It is the unenviable fate of any composer who was active in the 1770s to be compared to Mozart. In the case of Josef Mysliveček (1737-81) this is a double certainty as he was a friend of Mozart: the two met in Bologna in 1770 and several times afterwards, and Mozart made fond mentions of the older composer in correspondence – though alas most memorably to describe the unfortunate condition of his face following treatment for the syphilis inevitable from his lifestyle.
It is mainly Mysliveček’s instrumental works that have survived into modern times, and from these he usually emerges from comparison well. His vocal music is less familiar: the oratorio Abramo ed Isacco has been recorded a few times (but then it was once thought to be by Mozart) and the opera Bellerofonte made a solitary appearance on CD in the early 1990s. This recording of Medonte, the 26th of his 27 opere serie, long forgotten since inexplicably bombing at its premiere in Rome in 1780, is therefore still in pioneer territory.
Recorded live in concert in Leverkusen in 2010, it shows Mysliveček to be a composer of strength and energy, a drawer of wide-spanned but shapely and grateful vocal lines whose resemblance to Mozart’s cannot be ignored. True, he does not approach the poignancy and depth of Mozart – the virtuoso vigour of his arias is better suited to expressions of courage, anger and defiance than subtler emotions – but he has the same warmth and buoyancy and the same ability to thrill with sheer vocal allure.
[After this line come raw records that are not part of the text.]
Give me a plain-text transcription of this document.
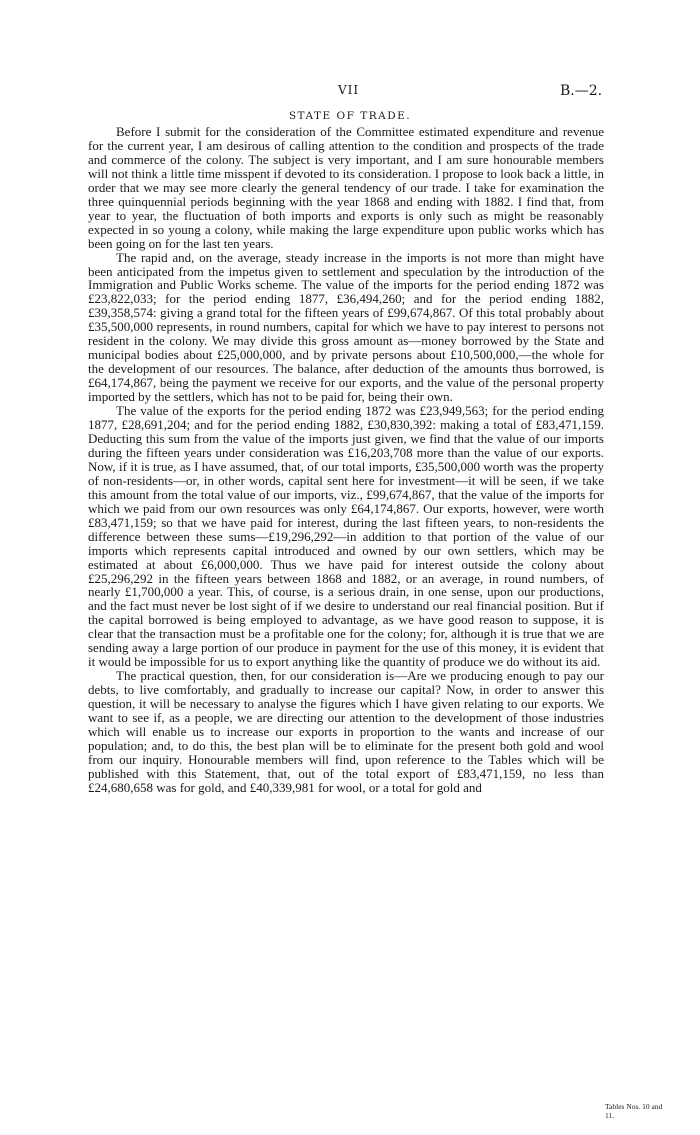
VII	B.—2.
STATE OF TRADE.

Before I submit for the consideration of the Committee estimated expenditure and revenue for the current year, I am desirous of calling attention to the condition and prospects of the trade and commerce of the colony. The subject is very important, and I am sure honourable members will not think a little time misspent if devoted to its consideration. I propose to look back a little, in order that we may see more clearly the general tendency of our trade. I take for examination the three quinquennial periods beginning with the year 1868 and ending with 1882. I find that, from year to year, the fluctuation of both imports and exports is only such as might be reasonably expected in so young a colony, while making the large expenditure upon public works which has been going on for the last ten years.

The rapid and, on the average, steady increase in the imports is not more than might have been anticipated from the impetus given to settlement and speculation by the introduction of the Immigration and Public Works scheme. The value of the imports for the period ending 1872 was £23,822,033; for the period ending 1877, £36,494,260; and for the period ending 1882, £39,358,574: giving a grand total for the fifteen years of £99,674,867. Of this total probably about £35,500,000 represents, in round numbers, capital for which we have to pay interest to persons not resident in the colony. We may divide this gross amount as—money borrowed by the State and municipal bodies about £25,000,000, and by private persons about £10,500,000,—the whole for the development of our resources. The balance, after deduction of the amounts thus borrowed, is £64,174,867, being the payment we receive for our exports, and the value of the personal property imported by the settlers, which has not to be paid for, being their own.

The value of the exports for the period ending 1872 was £23,949,563; for the period ending 1877, £28,691,204; and for the period ending 1882, £30,830,392: making a total of £83,471,159. Deducting this sum from the value of the imports just given, we find that the value of our imports during the fifteen years under consideration was £16,203,708 more than the value of our exports. Now, if it is true, as I have assumed, that, of our total imports, £35,500,000 worth was the property of non-residents—or, in other words, capital sent here for investment—it will be seen, if we take this amount from the total value of our imports, viz., £99,674,867, that the value of the imports for which we paid from our own resources was only £64,174,867. Our exports, however, were worth £83,471,159; so that we have paid for interest, during the last fifteen years, to non-residents the difference between these sums—£19,296,292—in addition to that portion of the value of our imports which represents capital introduced and owned by our own settlers, which may be estimated at about £6,000,000. Thus we have paid for interest outside the colony about £25,296,292 in the fifteen years between 1868 and 1882, or an average, in round numbers, of nearly £1,700,000 a year. This, of course, is a serious drain, in one sense, upon our productions, and the fact must never be lost sight of if we desire to understand our real financial position. But if the capital borrowed is being employed to advantage, as we have good reason to suppose, it is clear that the transaction must be a profitable one for the colony; for, although it is true that we are sending away a large portion of our produce in payment for the use of this money, it is evident that it would be impossible for us to export anything like the quantity of produce we do without its aid.

The practical question, then, for our consideration is—Are we producing enough to pay our debts, to live comfortably, and gradually to increase our capital? Now, in order to answer this question, it will be necessary to analyse the figures which I have given relating to our exports. We want to see if, as a people, we are directing our attention to the development of those industries which will enable us to increase our exports in proportion to the wants and increase of our population; and, to do this, the best plan will be to eliminate for the present both gold and wool from our inquiry. Honourable members will find, upon reference to the Tables which will be published with this Statement, that, out of the total export of £83,471,159, no less than £24,680,658 was for gold, and £40,339,981 for wool, or a total for gold and

Tables Nos. 10 and 11.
All of which makes Medonte an enjoyable listen, in spite of a weak plot not worth outlining here. The performance has verve, and though it has no big names the cast is well up to its task, even if some of the ladies are hard to tell apart at times. My favourite was Susanne Bernhard, rich and clear as leading man Arsace. Thomas Michael Allen as Medonte is hardly your honeyed Mozartian tenor, but then he is the petulant bad guy here; and while Juanita Lascarro is impressive as heroine Selene, the role itself would have benefited from a lighter and more vulnerable-sounding voice. The period-instrument orchestra are vividly led by Classical specialist Werner Ehrhardt. The live recording comes with the odd footfall, page-turn and audible edit, but certainly not enough to spoil things.